Newroz destanı ilham verici bir şekilde birbaşka tarihsel destanla kesişiyor. Newroz’un Gılgameş destanıyla arasındaki paralellik hayranlık uyandırıcı. Gılgameş’in ölümsüzlük iksiri yani özgürlük arayışını konu alan bu destanda, özgürlük arayışına karşı yaşanan ihanetler, zayıflık, kadının düşürülmüşlüğü, toplumsal yozlaşma, doğaya karşı var olma mücadelesi, kötü güçlere karşı savaş ve insan iradesinin büyüklüğü resmediliyor. Destanda ifade edilen ölümsüzlük iksiri, ölümü ortadan kaldırmaya yönelik değil ölüm olacaksa anlamlı ve onu özgür kılmaya yönelik bir arayış olarak tasavvur ediliyor. Destanda ölümsüzlük iksirinin yılana (kötülüğe, zalimliğe) kaptırılmış olması bu özgürlük arayışına karşı devasa engellerin somut ifadesidir.

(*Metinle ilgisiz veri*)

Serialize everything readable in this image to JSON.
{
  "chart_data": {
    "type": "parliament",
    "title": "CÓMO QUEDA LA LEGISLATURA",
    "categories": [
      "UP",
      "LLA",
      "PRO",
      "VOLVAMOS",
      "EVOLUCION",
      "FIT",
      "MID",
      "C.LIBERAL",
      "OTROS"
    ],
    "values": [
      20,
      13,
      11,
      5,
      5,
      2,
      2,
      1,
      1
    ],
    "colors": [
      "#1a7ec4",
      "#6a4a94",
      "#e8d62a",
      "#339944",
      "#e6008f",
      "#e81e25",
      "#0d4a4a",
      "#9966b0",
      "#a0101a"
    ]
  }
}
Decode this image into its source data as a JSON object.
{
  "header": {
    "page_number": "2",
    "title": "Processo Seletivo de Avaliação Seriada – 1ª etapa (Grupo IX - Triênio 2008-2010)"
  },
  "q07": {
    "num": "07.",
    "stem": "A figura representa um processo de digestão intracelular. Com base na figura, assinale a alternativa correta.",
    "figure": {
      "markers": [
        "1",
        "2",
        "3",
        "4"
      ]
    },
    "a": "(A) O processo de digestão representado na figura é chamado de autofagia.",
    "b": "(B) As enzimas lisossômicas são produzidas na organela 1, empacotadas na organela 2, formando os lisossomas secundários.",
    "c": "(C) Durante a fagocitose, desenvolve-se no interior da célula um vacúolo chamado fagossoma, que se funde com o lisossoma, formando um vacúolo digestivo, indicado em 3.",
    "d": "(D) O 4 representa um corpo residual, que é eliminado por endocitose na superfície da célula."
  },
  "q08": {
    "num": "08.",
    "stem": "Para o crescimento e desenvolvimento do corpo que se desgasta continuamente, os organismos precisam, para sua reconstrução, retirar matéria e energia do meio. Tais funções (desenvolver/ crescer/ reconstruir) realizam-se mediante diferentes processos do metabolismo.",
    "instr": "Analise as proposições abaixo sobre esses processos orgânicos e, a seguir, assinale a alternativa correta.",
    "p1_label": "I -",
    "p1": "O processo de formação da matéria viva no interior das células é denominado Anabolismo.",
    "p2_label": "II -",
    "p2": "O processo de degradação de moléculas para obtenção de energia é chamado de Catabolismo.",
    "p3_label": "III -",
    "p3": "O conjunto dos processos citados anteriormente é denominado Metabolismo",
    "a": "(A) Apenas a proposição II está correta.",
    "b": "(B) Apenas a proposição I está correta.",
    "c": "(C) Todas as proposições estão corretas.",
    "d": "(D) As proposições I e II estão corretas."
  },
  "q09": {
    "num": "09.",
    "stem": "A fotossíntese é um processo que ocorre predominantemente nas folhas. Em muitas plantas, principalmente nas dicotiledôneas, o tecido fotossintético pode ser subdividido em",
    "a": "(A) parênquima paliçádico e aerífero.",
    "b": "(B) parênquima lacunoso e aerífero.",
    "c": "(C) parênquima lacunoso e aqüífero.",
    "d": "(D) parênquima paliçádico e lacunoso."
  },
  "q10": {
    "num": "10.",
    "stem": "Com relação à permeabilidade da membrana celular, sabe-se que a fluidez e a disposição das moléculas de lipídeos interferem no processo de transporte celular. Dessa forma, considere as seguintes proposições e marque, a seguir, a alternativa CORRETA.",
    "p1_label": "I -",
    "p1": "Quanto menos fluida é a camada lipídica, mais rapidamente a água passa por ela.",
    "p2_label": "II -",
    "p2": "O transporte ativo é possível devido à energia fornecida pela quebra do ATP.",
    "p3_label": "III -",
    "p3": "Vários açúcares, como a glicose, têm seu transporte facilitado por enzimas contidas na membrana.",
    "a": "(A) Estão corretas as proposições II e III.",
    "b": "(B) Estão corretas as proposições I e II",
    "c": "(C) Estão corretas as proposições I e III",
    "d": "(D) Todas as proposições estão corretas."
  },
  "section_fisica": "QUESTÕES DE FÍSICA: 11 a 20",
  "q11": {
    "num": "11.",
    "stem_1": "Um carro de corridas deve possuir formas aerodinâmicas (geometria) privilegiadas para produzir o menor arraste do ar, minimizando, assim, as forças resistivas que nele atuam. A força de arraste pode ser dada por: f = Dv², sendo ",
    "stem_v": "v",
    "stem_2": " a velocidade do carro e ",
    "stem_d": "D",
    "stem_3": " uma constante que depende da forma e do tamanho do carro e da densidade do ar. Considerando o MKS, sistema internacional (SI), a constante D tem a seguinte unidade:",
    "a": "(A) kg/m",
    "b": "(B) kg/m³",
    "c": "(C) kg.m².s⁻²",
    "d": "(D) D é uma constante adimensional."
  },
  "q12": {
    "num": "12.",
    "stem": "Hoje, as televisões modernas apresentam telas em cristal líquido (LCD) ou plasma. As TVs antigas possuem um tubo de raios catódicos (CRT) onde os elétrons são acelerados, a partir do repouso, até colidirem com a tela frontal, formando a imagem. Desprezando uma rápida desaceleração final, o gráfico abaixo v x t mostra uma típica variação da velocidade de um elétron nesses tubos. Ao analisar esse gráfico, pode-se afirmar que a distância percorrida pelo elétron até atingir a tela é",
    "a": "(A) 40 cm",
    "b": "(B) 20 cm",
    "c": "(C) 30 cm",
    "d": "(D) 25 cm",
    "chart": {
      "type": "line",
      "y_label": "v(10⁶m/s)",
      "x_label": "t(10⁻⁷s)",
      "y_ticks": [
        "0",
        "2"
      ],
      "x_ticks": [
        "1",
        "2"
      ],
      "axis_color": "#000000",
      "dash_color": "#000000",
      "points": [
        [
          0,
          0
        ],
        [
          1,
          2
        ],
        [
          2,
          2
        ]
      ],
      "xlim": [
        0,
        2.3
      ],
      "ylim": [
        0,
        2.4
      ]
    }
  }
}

6 bin yıl önce Gılgameş’in aradığı ölümsüzlük iksiri ya da özgürlük arzusu, 3 bin yıl sonra Newroz destanında bir başka boyutta hayat bulur. Gılgameş’te ölümsüzlük iksirini yiyen yılan, 3 bin yıl sonra Dehaq’ın omuzlarında hayat bularak gençlerin beynini yemeye başlar. Aynı yılan bugün her yerde düşünce ve ifade özgürlüğünü yemektedir. Sadece kötülüğü temsil eden yılanın sürekliliği değildir kendisini tekrar eden, süreklileştiren. Aynı zamanda özgürlük istenci, arayışı, ölümsüzlük iksirine duyulan ihtiyaç ve bu uğurda verilen mücadele de kesintisiz bir şekilde süreklileşmiştir.

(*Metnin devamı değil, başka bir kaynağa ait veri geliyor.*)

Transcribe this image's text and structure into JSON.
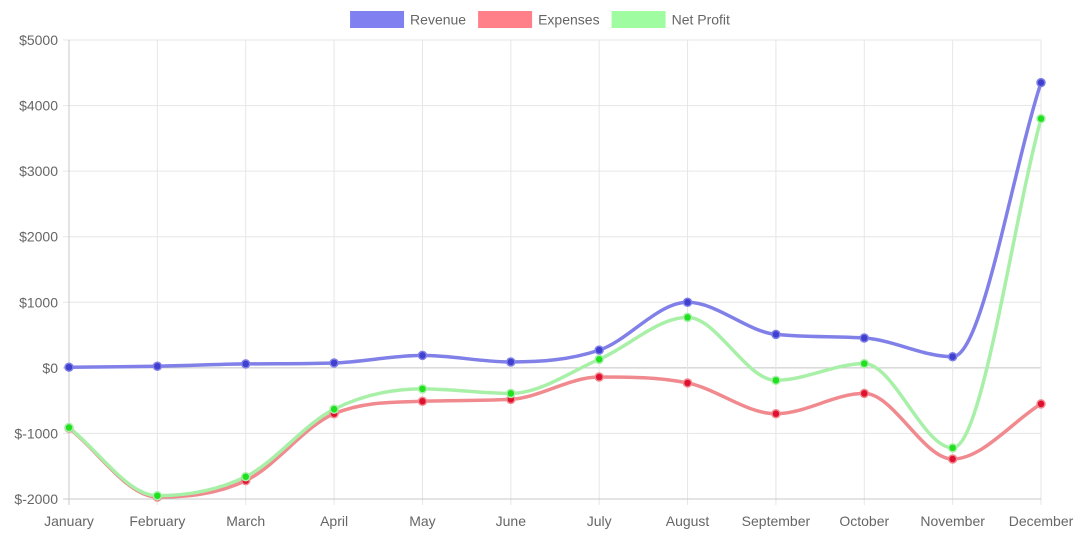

Kürt halkı mücadelesinin zirveleştidiği 1990’lardan itibaren Newroz bayramlarını bütün yasaklamalara ve saldırılara rağmen, mücadelenin zirvesi haline getirdi. Newroz öylesine büyük bir etki ve toplumsal dönüşüm yarattı ki, yıllarca Newrozu yasaklayanlar bile zamanla “aslında Newroz bizim bayramımızdı” diyerek, yumurta tokuşturma, yanmayan ateşin üzerinde atlama gibi komikliklere mecbur kaldı.
Kürt halkı ne kadar toplumsal sorunu varsa, hepsine Newroz ile ve onu var eden bedellerle muazzam bir müdahale sürecine dönüştürdü. Mazlumların, Rahşanların, Zekiyelerin yarattığı miras milyonlaştı, alanlara aktı. Bir halk kötülüğe, karanlığa karşı yakılan ateşi kuşandı, ateşle soğuğu, kışı, ayazı, kötülüğü, çaresizliği, takatsizliği kovdu, yok etti. 2000’li yıllarda içeriden gelişen tasfiye sürecine Newroz alanları müdahale etti. 2013-2015 yılları arasında milyonlarca insan, barışın ve çözümün yolunu Newroz alanlarında gösterdi. Her saldırı ve tasfiye süreci, her inkar ve imha konseptine Newroz alanlarından milyonlar karşılık verdi.
Başka bir tarih ve destan sürecini yaşıyoruz. Ne Gılgameş ne de Newroz destanında resmedilmeyecek kadar büyük bir fedakarlık, adanmış ve direniş ruhuyla Newrozu karşılıyoruz. Bir halkın düşüncelerinden, var olma istencinden kaynaklı hapsedilen binlerce evladı, ölümün üzerine gidiyor, kendisini yoldaşının uğruna feda etme yarışına giriyor. En az 5 bin insan bedenini eritirken, toplumun tümüne de özgürlük iksirinin yolunu gösteriyor.
İşte 2019 Newroz’u bu özgürlük iksirine duyulan ihtiyacın bayramı oldu. Amed’de, Van’da, Batman’da onlarca merkezde, milyonlarca insan Leyla oldu alanlara aktı ve tecrit kötülüğü ve faşizme karşı tarihsel müdahalesini yaptı. Leyla ve direnişçiler kazandı, Newroz bir kez daha zaferi müjdeledi. Newroz Pîroz Be!